Another side to the vaccine story and disease outbreaks
From the NYT comes this quick look at the vaccination issues you might have heard about in the news…Vaccine Costs Soaring and Paying till it hurts…
Vaccination prices have gone from single digits to sometimes triple digits in the last two decades, creating dilemmas for doctors and their patients as well as straining public health budgets. Here in San Antonio and elsewhere, some doctors have stopped offering immunizations because they say they cannot afford to buy these potentially lifesaving preventive treatments that insurers often reimburse poorly, sometimes even at a loss.
Old vaccines have beenreformulated with higher costs. New ones have entered the market at once-unthinkable prices. Together, since 1986, they have pushed up the average cost to fully vaccinate a child with private insurance to the age of 18 to $2,192 from $100, according to data from the Centers for Disease Control and Prevention. Even with deep discounts, the costs for the federal government, which buys half of all vaccines for the nation’s children, have increased 15-fold during that period. The most expensive shot for young children in Dr. Irvin’s refrigerator is Prevnar 13, which prevents diseases caused by pneumococcal bacteria, from ear infections to pneumonia.
Like many vaccines, Prevnar requires multiple jabs. Each shot is priced at $136, and every child in the United States is required to get four doses before entering school. Pfizer, the sole manufacturer, had revenues of nearly $4 billion from its Prevnar vaccine line last year, about double what it made from high-profile drugs like Lipitor and Viagra, which now face generic competitors.
I saw the same article earlier and wondered whether the benefit of herd immunity justified the cost of nationalizing vaccine production and distribution. Since vaccination becomes more valuable as it is more widely adopted isn’t there sort of a built in motivation for “universal access” as the old telco regulatory terms used to state it?
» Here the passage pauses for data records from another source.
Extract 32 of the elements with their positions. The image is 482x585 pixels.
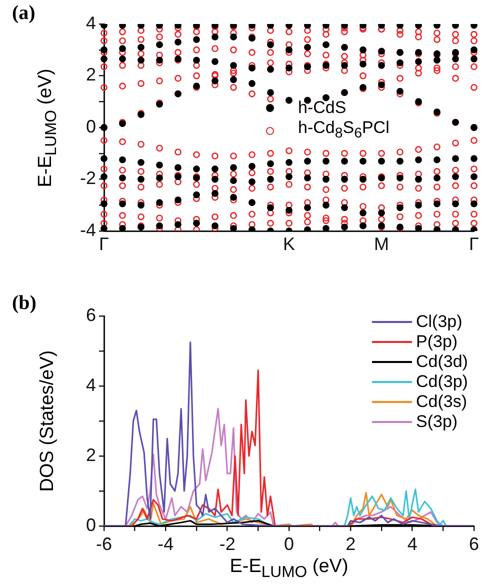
x-tick-label: -6 bbox=[96, 534, 112, 554]
x-tick-label: Γ bbox=[469, 234, 480, 254]
legend-label: h-Cd$_{8}$S$_{6}$PCl bbox=[298, 118, 390, 144]
x-tick-label: 4 bbox=[407, 534, 418, 554]
y-tick-label: 6 bbox=[86, 304, 96, 325]
chart-title: (a) bbox=[12, 2, 36, 25]
legend-label: h-CdS bbox=[298, 98, 346, 118]
y-tick-label: 0 bbox=[86, 116, 96, 136]
legend-label: Cd(3d) bbox=[416, 352, 468, 372]
y-tick-label: 4 bbox=[86, 12, 96, 33]
x-tick-label: -4 bbox=[158, 534, 174, 554]
x-tick-label: 0 bbox=[284, 534, 294, 554]
x-tick-label: 2 bbox=[346, 534, 356, 554]
x-tick-label: 6 bbox=[468, 534, 479, 554]
x-axis-title: E-E$_{LUMO}$ (eV) bbox=[230, 556, 348, 582]
y-tick-label: -2 bbox=[80, 168, 96, 188]
y-tick-label: 2 bbox=[86, 444, 96, 465]
y-tick-label: -4 bbox=[80, 220, 96, 240]
x-tick-label: K bbox=[282, 234, 296, 254]
y-tick-label: 0 bbox=[86, 514, 96, 535]
legend-label: Cl(3p) bbox=[416, 312, 462, 332]
y-tick-label: 4 bbox=[86, 374, 96, 395]
x-tick-label: -2 bbox=[219, 534, 236, 554]
y-axis-title: DOS (States/eV) bbox=[37, 350, 59, 492]
chart-title: (b) bbox=[12, 292, 36, 315]
x-tick-label: Γ bbox=[99, 234, 110, 254]
x-tick-label: M bbox=[374, 234, 389, 254]
legend-label: Cd(3p) bbox=[416, 372, 468, 392]
legend-label: S(3p) bbox=[416, 412, 458, 432]
legend-label: Cd(3s) bbox=[416, 392, 468, 412]
legend-label: P(3p) bbox=[416, 332, 458, 352]
y-tick-label: 2 bbox=[86, 64, 96, 85]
There are similar questions around financing the development of new antibiotics btw. The problem there is sort of the opposite though – the new antibiotic maintains its usefulness by carefully prescribing only where critically needed. So the economics are even worse, you are amortizing development and testing costs over much smaller numbers of patients. But a similar risk of outbreak and pandemic applies – if new antibiotics are not available eventually we risk running out of treatments for new superbugs.
Same answer here — SAME ANSWER FOR EVERYTHING!: reorganize society, change the culture — around LEGALLY MANDATED, CENTRALIZED BARGAINING.
Anybody here really object to a Congress that is just waiting for you (the 99%) to come and tell it what you want it to do that day? You just need (collectively) the same finance level and the same lobbyists level …
… David Broder, late dean of the Washington press corps said that when he came to Washington in the 50s (?) the lobbyists were all union …
and 99% of the votes.
Just had an idea. Nobody understands what really happened with the Luddites and the steam looms.
According Thompson’s The Making of the English Working Class the individual weavers who preceded the steam loom era operators made a decent living — unlike the 100X more productive power loom operators who were reduced to feeding their families oat cakes three times a day because they could not even afford wheat bread — in what I call the segregated or subsistence-plus (no plus if you are on oat cakes three times a day) labor market (segregated from maxing what consumers would be willing to pay).
What nobody thinks of is that if the steam loom operators could have withheld labor from ownership they could have demanded more than the weavers ever got and they would have done just fine.
PS. According to Thompson the Luddites only destroyed the power looms of the lowest paying operators.